I was looking into the settings menu the other day and noticed "Film Mode" under "Expert Settings". The default appeared to be "Auto 1" which is what I've had it set at for the entire time I've owned the projector.

When watching TV, what is the desired setting for this? I switched it to "Off" and noticed that my micro-judders went away watching TV content (720p, 1080i) through my HTPC. Additionally, I noticed that MotionFlow didn't appear to have the same soap opera look to it. It was hard to distinguish from it being off.

So, my question is, what does this setting do and where should I keep it?

Regarding "micro judders", I had forgotten, but I had the same issue with video from my Xbox 360 (windows media center). I fixed it by doing what you did.

I believe the film modes perform 3-2 pull down to covert an original 24 fps movie, which is encoded as 60 fps on a DVD, back to 24 fps. If your bluray/DVD player is outputting 24 fps, this isn't needed.

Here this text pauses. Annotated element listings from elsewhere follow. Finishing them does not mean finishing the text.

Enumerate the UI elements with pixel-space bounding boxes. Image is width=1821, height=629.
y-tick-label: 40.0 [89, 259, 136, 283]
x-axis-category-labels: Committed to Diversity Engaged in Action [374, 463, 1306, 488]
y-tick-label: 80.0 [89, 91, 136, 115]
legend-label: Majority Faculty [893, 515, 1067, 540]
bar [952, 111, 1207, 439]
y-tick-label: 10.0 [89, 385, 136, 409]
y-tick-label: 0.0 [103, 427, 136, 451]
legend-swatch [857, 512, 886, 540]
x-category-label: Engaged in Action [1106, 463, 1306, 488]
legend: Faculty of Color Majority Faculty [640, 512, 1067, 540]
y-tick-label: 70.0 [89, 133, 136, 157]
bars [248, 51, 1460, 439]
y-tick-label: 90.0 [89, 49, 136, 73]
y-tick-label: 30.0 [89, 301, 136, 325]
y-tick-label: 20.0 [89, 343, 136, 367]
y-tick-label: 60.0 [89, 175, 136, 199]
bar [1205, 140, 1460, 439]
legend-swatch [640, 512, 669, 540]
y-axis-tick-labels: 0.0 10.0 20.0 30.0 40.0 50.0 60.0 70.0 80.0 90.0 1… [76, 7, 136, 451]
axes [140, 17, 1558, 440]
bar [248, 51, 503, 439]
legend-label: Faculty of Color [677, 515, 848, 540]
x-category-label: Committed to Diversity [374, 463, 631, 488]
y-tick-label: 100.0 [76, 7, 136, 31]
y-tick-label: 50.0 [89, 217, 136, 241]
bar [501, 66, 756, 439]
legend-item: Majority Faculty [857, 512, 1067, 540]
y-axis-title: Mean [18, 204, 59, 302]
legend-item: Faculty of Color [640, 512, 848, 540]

Why is it a problem? My guess is the algorithm in the hw30 isn't great at detecting when pull down isn't needed and goofs up trying to do it anyway.

Luckily in my case, and many others, this feature isn't needed in a display and turning it off can be fine --- or better.

All depends on your setup.
post #2786 of 3212
Thanks for the response. Sounds like I'll never need to use "Film Mode" with my current setup if that is the case.

Any idea why the MotionFlow is much less evident now with Film Mode off - much less "soap opera" look? I can tell it's there with 24p material, but not so much with 60i/p.

In any case, I wish I had found this setting sooner. What a difference.
post #2787 of 3212
I keep reading that lcos/sxrd are reflective tech like dlps, thus allowing to have a sealed light/optic path....
I dont want to have to deal with dust blobs, thats why i am considering this over an Lcd... so my question, is this Sony sealed?
Thanks.
post #2788 of 3212
I've been told it is sealed. But I've never seen Sony say so...
post #2789 of 3212
Not sure but I have never heard of anyone complaining about dust blobs on SXRD projectors.
post #2790 of 3212
Quote:
Originally Posted by zombie10k View Post

Hi, yes the polarizing filters are 100% necessary for the BR50's to work with the HW30.
I have posted a link to these to buy them direct from Sony in the past, do you need the link?
edit: here is the link. you will need 1 'kit' per pair of glasses. The BR50's work well for kids 6-12, definitely worth buying the filters.
https://www.servicesplus.sel.sony.com/sony-part-number-145831421.aspx


I had a local Sony dealer order me a pair. The glasses now work great. Thanks for the tip.